Jessica M. Karmasek Sep. 25, 2013, 4:00pm

WASHINGTON (Legal Newsline) -- Advocates of a constitutional amendment to overturn a U.S. Supreme Court ruling in 2010 that allowed unrestricted campaign spending by corporations said Tuesday support for the campaign is one-third of the way there.

The nation's high court held in Citizens United v. Federal Election Commission that corporate funding of independent political broadcasts in candidate elections cannot be limited because of the First Amendment.

The court's ruling in favor of Citizens United stemmed from a dispute over whether the non-profit corporation could air a film critical of current U.S. Secretary of State Hillary Clinton.

Special interest groups, including the Free Speech For People, People For the American Way, Public Citizen and Common Cause, want the ruling overturned and have been pushing for an amendment to do so.

However, constitutional amendments must be approved by two-thirds of both the U.S. House of Representatives and Senate.

After that, they must be approved by the legislatures in at least 38 states.

According to a survey by the groups, which was released this week, support for an amendment currently stands at one-third of each of those thresholds.

The number of representatives needed is 290. Currently, 98 are sponsors or co-sponsors, the survey found.

The number of senators needed is 67. Today, 27 are sponsors or co-sponsors.

As for the state legislatures, 16 have officially "called" for an amendment or have issued official resolutions or ballot measures.

"In just three years since the Supreme Court's Citizens United ruling, we have come one-third of the way to amending the U.S. Constitution to reclaim our democracy and to ensure that people, not corporations, shall govern in America," John Bonifaz, co-founder and executive director of Free Speech For People, said in a statement.

"Americans across the political spectrum are standing up to defend that fundamental promise of government of, by, and for the people."

Karen Hobert Flynn, senior vice president for strategy and programs at Common Cause, said voters and legislators are "justifiably outraged" at what Citizens United has created -- "a system of legalized bribery around our elections," she said.

Marge Baker, executive vice president of People For the American Way, added that this week's milestone represents "important progress."

"Amending our country's constitution should be difficult.
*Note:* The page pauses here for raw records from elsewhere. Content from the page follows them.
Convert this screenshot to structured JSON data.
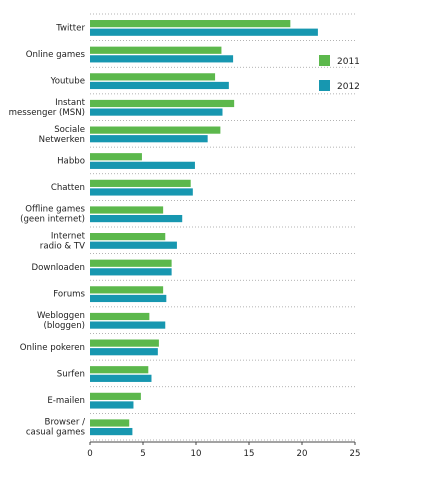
{
  "chart_data": {
    "type": "bar",
    "orientation": "horizontal",
    "categories": [
      [
        "Twitter"
      ],
      [
        "Online games"
      ],
      [
        "Youtube"
      ],
      [
        "Instant",
        "messenger (MSN)"
      ],
      [
        "Sociale",
        "Netwerken"
      ],
      [
        "Habbo"
      ],
      [
        "Chatten"
      ],
      [
        "Offline games",
        "(geen internet)"
      ],
      [
        "Internet",
        "radio & TV"
      ],
      [
        "Downloaden"
      ],
      [
        "Forums"
      ],
      [
        "Webloggen",
        "(bloggen)"
      ],
      [
        "Online pokeren"
      ],
      [
        "Surfen"
      ],
      [
        "E-mailen"
      ],
      [
        "Browser /",
        "casual games"
      ]
    ],
    "series": [
      {
        "name": "2011",
        "color": "#5cb84c",
        "values": [
          18.9,
          12.4,
          11.8,
          13.6,
          12.3,
          4.9,
          9.5,
          6.9,
          7.1,
          7.7,
          6.9,
          5.6,
          6.5,
          5.5,
          4.8,
          3.7
        ]
      },
      {
        "name": "2012",
        "color": "#1797b0",
        "values": [
          21.5,
          13.5,
          13.1,
          12.5,
          11.1,
          9.9,
          9.7,
          8.7,
          8.2,
          7.7,
          7.2,
          7.1,
          6.4,
          5.8,
          4.1,
          4.0
        ]
      }
    ],
    "xlim": [
      0,
      25
    ],
    "xticks": [
      0,
      5,
      10,
      15,
      20,
      25
    ],
    "grid": "horizontal dotted separators",
    "legend": "right"
  }
}
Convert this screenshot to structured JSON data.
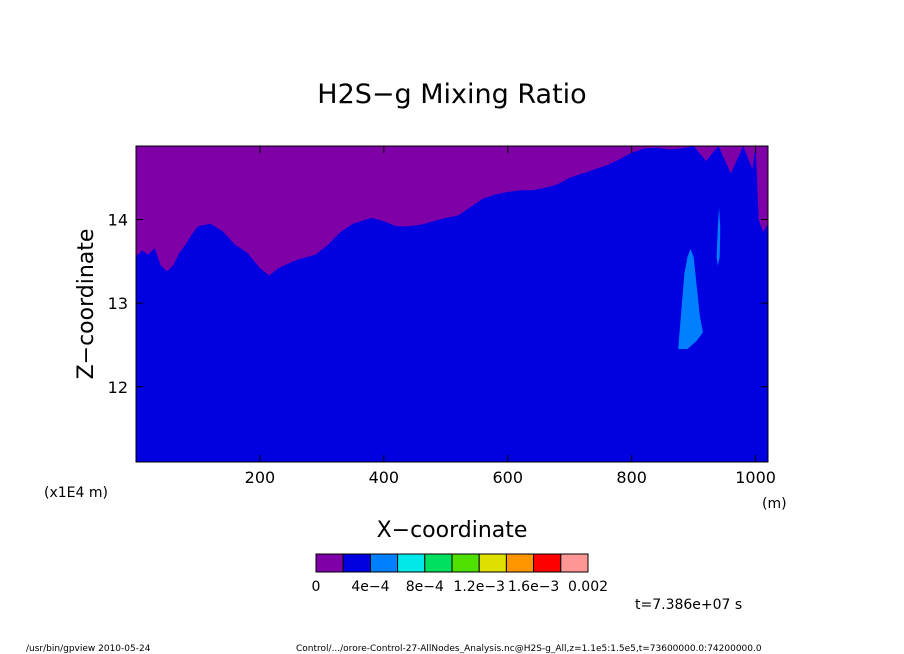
{
  "chart_data": {
    "type": "heatmap",
    "title": "H2S−g Mixing Ratio",
    "xlabel": "X−coordinate",
    "ylabel": "Z−coordinate",
    "x_unit": "(m)",
    "y_unit": "(x1E4 m)",
    "xlim": [
      0,
      1020
    ],
    "ylim": [
      11.1,
      14.88
    ],
    "x_ticks": [
      200,
      400,
      600,
      800,
      1000
    ],
    "x_tick_labels": [
      "200",
      "400",
      "600",
      "800",
      "1000"
    ],
    "y_ticks": [
      12,
      13,
      14
    ],
    "y_tick_labels": [
      "12",
      "13",
      "14"
    ],
    "grid": false,
    "background_region": {
      "level": "0",
      "color": "#8000a8"
    },
    "body_region": {
      "level": "2e-4",
      "color": "#0000e0",
      "upper_boundary": [
        [
          0,
          13.56
        ],
        [
          10,
          13.63
        ],
        [
          20,
          13.58
        ],
        [
          30,
          13.66
        ],
        [
          40,
          13.45
        ],
        [
          50,
          13.38
        ],
        [
          60,
          13.45
        ],
        [
          70,
          13.6
        ],
        [
          80,
          13.7
        ],
        [
          90,
          13.82
        ],
        [
          100,
          13.92
        ],
        [
          120,
          13.95
        ],
        [
          140,
          13.86
        ],
        [
          160,
          13.7
        ],
        [
          180,
          13.6
        ],
        [
          200,
          13.42
        ],
        [
          215,
          13.33
        ],
        [
          230,
          13.42
        ],
        [
          260,
          13.52
        ],
        [
          290,
          13.58
        ],
        [
          310,
          13.7
        ],
        [
          330,
          13.85
        ],
        [
          350,
          13.95
        ],
        [
          380,
          14.02
        ],
        [
          400,
          13.98
        ],
        [
          420,
          13.92
        ],
        [
          440,
          13.92
        ],
        [
          460,
          13.94
        ],
        [
          480,
          13.98
        ],
        [
          500,
          14.02
        ],
        [
          520,
          14.05
        ],
        [
          540,
          14.15
        ],
        [
          560,
          14.25
        ],
        [
          580,
          14.3
        ],
        [
          600,
          14.33
        ],
        [
          620,
          14.35
        ],
        [
          640,
          14.35
        ],
        [
          660,
          14.38
        ],
        [
          680,
          14.42
        ],
        [
          700,
          14.5
        ],
        [
          720,
          14.55
        ],
        [
          740,
          14.6
        ],
        [
          760,
          14.65
        ],
        [
          780,
          14.72
        ],
        [
          800,
          14.8
        ],
        [
          820,
          14.85
        ],
        [
          840,
          14.86
        ],
        [
          860,
          14.84
        ],
        [
          880,
          14.85
        ],
        [
          900,
          14.88
        ],
        [
          920,
          14.7
        ],
        [
          940,
          14.88
        ],
        [
          960,
          14.55
        ],
        [
          980,
          14.88
        ],
        [
          995,
          14.6
        ],
        [
          1000,
          14.88
        ],
        [
          1005,
          14.0
        ],
        [
          1012,
          13.85
        ],
        [
          1020,
          13.95
        ]
      ]
    },
    "patches": [
      {
        "level": "4e-4",
        "color": "#0080ff",
        "polygon": [
          [
            875,
            12.45
          ],
          [
            880,
            12.9
          ],
          [
            885,
            13.35
          ],
          [
            890,
            13.55
          ],
          [
            895,
            13.65
          ],
          [
            900,
            13.55
          ],
          [
            905,
            13.2
          ],
          [
            910,
            12.85
          ],
          [
            915,
            12.65
          ],
          [
            905,
            12.55
          ],
          [
            890,
            12.45
          ]
        ]
      },
      {
        "level": "4e-4",
        "color": "#0080ff",
        "polygon": [
          [
            937,
            13.55
          ],
          [
            939,
            13.9
          ],
          [
            941,
            14.15
          ],
          [
            943,
            13.9
          ],
          [
            942,
            13.55
          ],
          [
            939,
            13.45
          ]
        ]
      }
    ],
    "colorbar": {
      "levels": [
        "0",
        "4e−4",
        "8e−4",
        "1.2e−3",
        "1.6e−3",
        "0.002"
      ],
      "colors": [
        "#8000a8",
        "#0000e0",
        "#0080ff",
        "#00e8e8",
        "#00e060",
        "#50e000",
        "#e0e000",
        "#ff9600",
        "#ff0000",
        "#ff9696"
      ]
    },
    "time_label": "t=7.386e+07 s"
  },
  "footer": {
    "left": "/usr/bin/gpview   2010-05-24",
    "right": "Control/.../orore-Control-27-AllNodes_Analysis.nc@H2S-g_All,z=1.1e5:1.5e5,t=73600000.0:74200000.0"
  }
}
But this isn't the first time Americans have encountered a serious problem that needs a serious solution," she said. "Citizens United and other cases that paved the way for big money to flood our elections have given us one of those moments.

"As more states and elected officials go on record in support of an amendment, the clearer it becomes that the American people will not stand to have their voices overpowered by wealthy special interests."
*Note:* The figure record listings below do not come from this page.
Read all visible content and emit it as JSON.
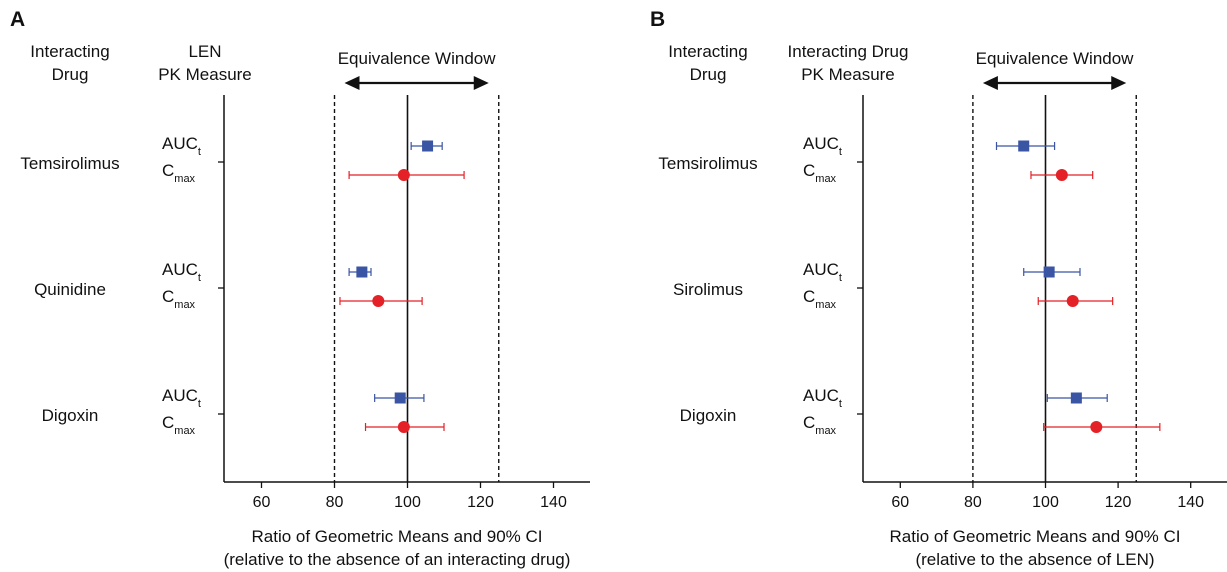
{
  "chart_data": [
    {
      "type": "scatter",
      "panel_label": "A",
      "header_col1": [
        "Interacting",
        "Drug"
      ],
      "header_col2": [
        "LEN",
        "PK Measure"
      ],
      "window_label": "Equivalence Window",
      "xlabel": [
        "Ratio of Geometric Means and 90% CI",
        "(relative to the absence of an interacting drug)"
      ],
      "xlim": [
        50,
        150
      ],
      "xticks": [
        60,
        80,
        100,
        120,
        140
      ],
      "reference_line": 100,
      "equivalence_bounds": [
        80,
        125
      ],
      "measure_labels": {
        "auc_base": "AUC",
        "auc_sub": "t",
        "cmax_base": "C",
        "cmax_sub": "max"
      },
      "drugs": [
        {
          "name": "Temsirolimus",
          "auc": {
            "value": 105.5,
            "ci": [
              101,
              109.5
            ]
          },
          "cmax": {
            "value": 99,
            "ci": [
              84,
              115.5
            ]
          }
        },
        {
          "name": "Quinidine",
          "auc": {
            "value": 87.5,
            "ci": [
              84,
              90
            ]
          },
          "cmax": {
            "value": 92,
            "ci": [
              81.5,
              104
            ]
          }
        },
        {
          "name": "Digoxin",
          "auc": {
            "value": 98,
            "ci": [
              91,
              104.5
            ]
          },
          "cmax": {
            "value": 99,
            "ci": [
              88.5,
              110
            ]
          }
        }
      ]
    },
    {
      "type": "scatter",
      "panel_label": "B",
      "header_col1": [
        "Interacting",
        "Drug"
      ],
      "header_col2": [
        "Interacting Drug",
        "PK Measure"
      ],
      "window_label": "Equivalence Window",
      "xlabel": [
        "Ratio of Geometric Means and 90% CI",
        "(relative to the absence of LEN)"
      ],
      "xlim": [
        50,
        150
      ],
      "xticks": [
        60,
        80,
        100,
        120,
        140
      ],
      "reference_line": 100,
      "equivalence_bounds": [
        80,
        125
      ],
      "measure_labels": {
        "auc_base": "AUC",
        "auc_sub": "t",
        "cmax_base": "C",
        "cmax_sub": "max"
      },
      "drugs": [
        {
          "name": "Temsirolimus",
          "auc": {
            "value": 94,
            "ci": [
              86.5,
              102.5
            ]
          },
          "cmax": {
            "value": 104.5,
            "ci": [
              96,
              113
            ]
          }
        },
        {
          "name": "Sirolimus",
          "auc": {
            "value": 101,
            "ci": [
              94,
              109.5
            ]
          },
          "cmax": {
            "value": 107.5,
            "ci": [
              98,
              118.5
            ]
          }
        },
        {
          "name": "Digoxin",
          "auc": {
            "value": 108.5,
            "ci": [
              100.5,
              117
            ]
          },
          "cmax": {
            "value": 114,
            "ci": [
              99.5,
              131.5
            ]
          }
        }
      ]
    }
  ],
  "colors": {
    "auc": "#3a55a4",
    "cmax": "#e42127",
    "axis": "#111111"
  }
}
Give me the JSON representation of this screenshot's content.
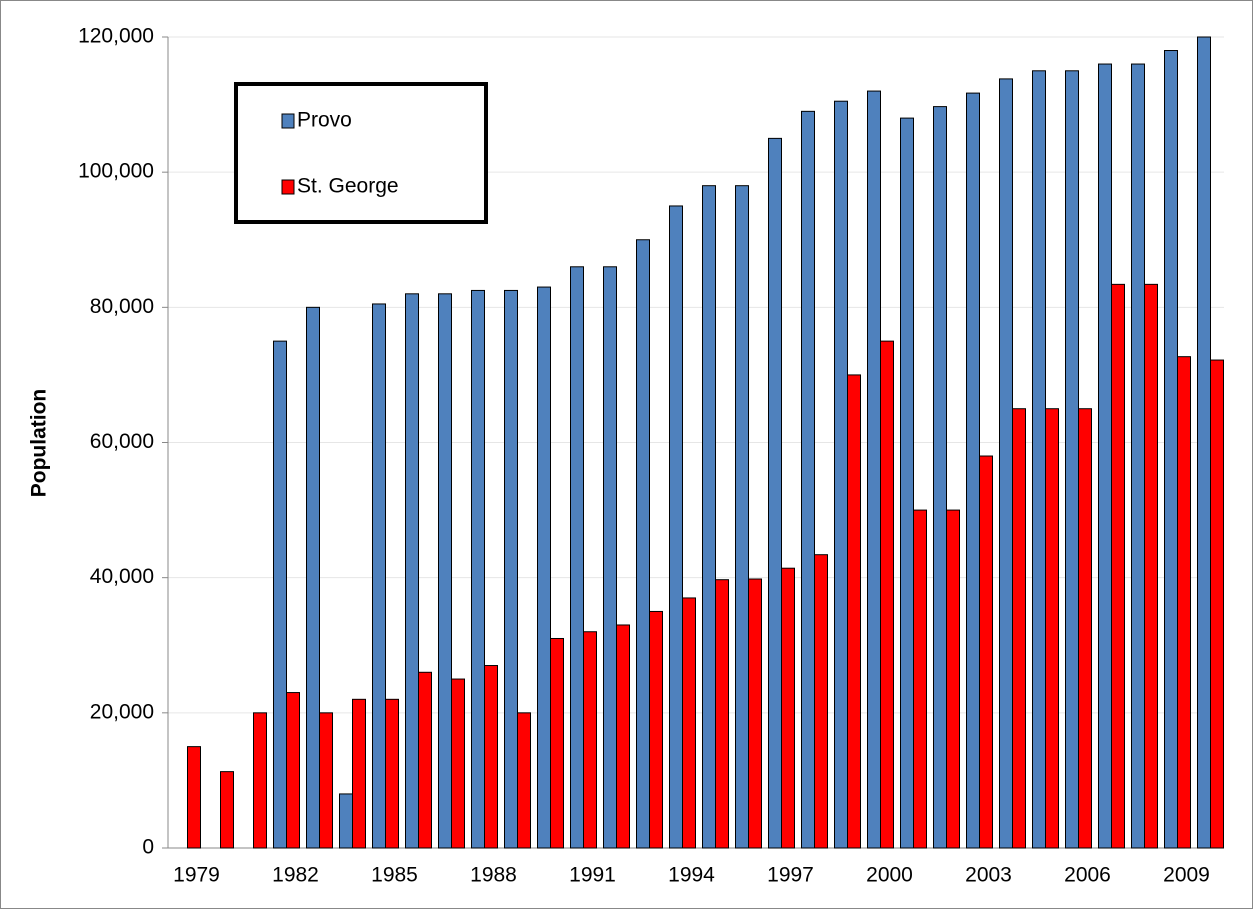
{
  "chart_data": {
    "type": "bar",
    "y_label": "Population",
    "categories": [
      "1979",
      null,
      null,
      "1982",
      null,
      null,
      "1985",
      null,
      null,
      "1988",
      null,
      null,
      "1991",
      null,
      null,
      "1994",
      null,
      null,
      "1997",
      null,
      null,
      "2000",
      null,
      null,
      "2003",
      null,
      null,
      "2006",
      null,
      null,
      "2009",
      null
    ],
    "series": [
      {
        "name": "Provo",
        "color": "#4f81bd",
        "values": [
          null,
          null,
          null,
          75000,
          80000,
          8000,
          80500,
          82000,
          82000,
          82500,
          82500,
          83000,
          86000,
          86000,
          90000,
          95000,
          98000,
          98000,
          105000,
          109000,
          110500,
          112000,
          108000,
          109700,
          111700,
          113800,
          115000,
          115000,
          116000,
          116000,
          118000,
          120000
        ]
      },
      {
        "name": "St. George",
        "color": "#ff0000",
        "values": [
          15000,
          11300,
          20000,
          23000,
          20000,
          22000,
          22000,
          26000,
          25000,
          27000,
          20000,
          31000,
          32000,
          33000,
          35000,
          37000,
          39700,
          39800,
          41400,
          43400,
          70000,
          75000,
          50000,
          50000,
          58000,
          65000,
          65000,
          65000,
          83400,
          83400,
          72700,
          72200
        ]
      }
    ],
    "ylim": [
      0,
      120000
    ],
    "yticks": [
      0,
      {
        "value": 20000,
        "label": "20,000"
      },
      {
        "value": 40000,
        "label": "40,000"
      },
      {
        "value": 60000,
        "label": "60,000"
      },
      {
        "value": 80000,
        "label": "80,000"
      },
      {
        "value": 100000,
        "label": "100,000"
      },
      {
        "value": 120000,
        "label": "120,000"
      }
    ],
    "grid": true
  }
}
The 16 states that have formally called for a constitutional amendment include: California, Colorado, Connecticut, Delaware, Hawaii, Illinois, Maine, Maryland, Massachusetts, Montana, New Jersey, New Mexico, Oregon, Rhode Island, Vermont and West Virginia.

In addition, nearly 500 cities, towns and counties, including New York, Los Angeles, Chicago and Philadelphia have called for an amendment, and more than 2,000 elected officials nationwide support one.